MM: I argue that the EPA was shaped by racialization and "racialized geographies." This is not peculiar to the EPA. On the contrary, the EPA is an example of how race shaped just about all aspects of life, work, built environment, and knowledge production in twentieth century America. As an urban space, Washington D.C., where the EPA is housed, is profoundly shaped by racialized geographies and histories. This is where your question about the difference between racism and racialization helps out: it is important to differentiate between accusations of "racism" (and attention to the work of race) and racialization (as a structural phenomenon that shapes all aspects of life). My argument is that race, in the form of white privilege, shaped the EPA. I made this argument because I attended to the material culture of the EPA headquarters that exists in a city still wrestling with histories of segregation, in which race still actively shapes where one works and lives. I wanted to show that race mattered to science in the United States even in instances when the scientists themselves were not directly dealing with questions of race, even when they were progressive, liberal and dedicated to environmentalism.
WF: So, Washington DC has a racialized geography, but how does this translate to office buildings more generally?
MM: Well, Washington DC is a city still marked by histories of segregated housing, as well as white flight to the suburbs. Thus, the neighborhood of the EPA headquarters was a racialized geography in that the buildings, jobs, and residents were shaped by histories of segregation. Poor blacks living there in alleys in the 19th century, the burgeoning poor neighborhood coming up in the 1960s, riots in the aftermath of Martin Luther King's assassination just blocks away. The headquarters itself was not in a grand building, but instead was housed in a space leased from a private owner, who was then charged with its maintenance and upkeep. The building, moreover, was not really an office building, but an apartment building with a struggling mall below. As you walked through the space in the early 1990s, you passed through a mall with service workers drawn from the neighborhood that was majority non-white. Within the EPA itself, like all federal bureaucracies, the makeup of the staff shifted up the ranks, becoming progressively more white as jobs paid more. When I interviewed scientists, I traveled to their suburban ranch houses. In other words, race worked to create certain special distributions of work, housing, and so on, which the EPA was both shaped by and reshaped.
WF: What does it say about the EPA that it's no longer headquartered in those buildings and instead finds itself in a very posh office building ironically situated next door to the Ronald Reagan building?
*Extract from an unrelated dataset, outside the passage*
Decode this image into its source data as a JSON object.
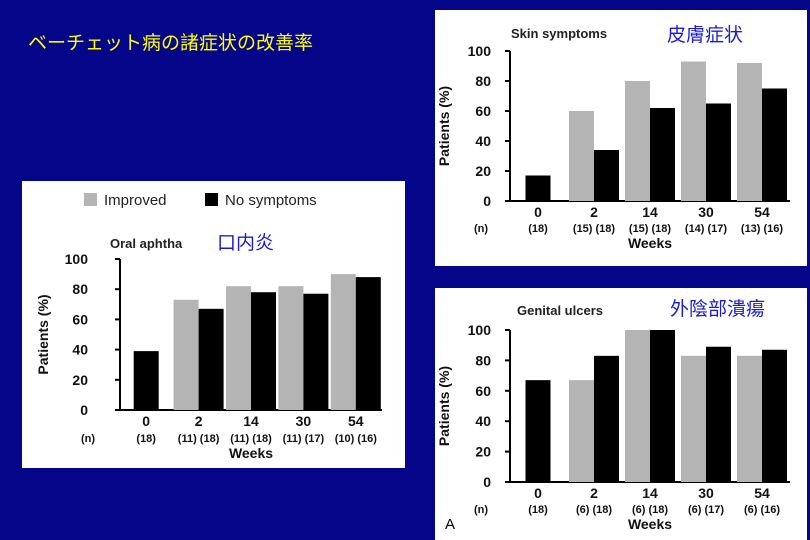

MM: It is extremely ironic, since the Reagan administration did all it could to declaw the EPA! I think it says something about the changed status of the EPA under the Clinton Administration, as well as the hard work and perseverance of the union who lobbied for the new building. I wouldn't want to overstate the case, but there has been a change of the guard, generationally speaking, from scientists who came to the EPA out the environmental movement of the 1960s and 70s, to a professionalization of environmental science. But I also think it is worth keeping track of what happened to the EPA's old neighborhood. The impact of its departure was compared to a military base closing, taking local jobs as well as leading to a long-standing empty building.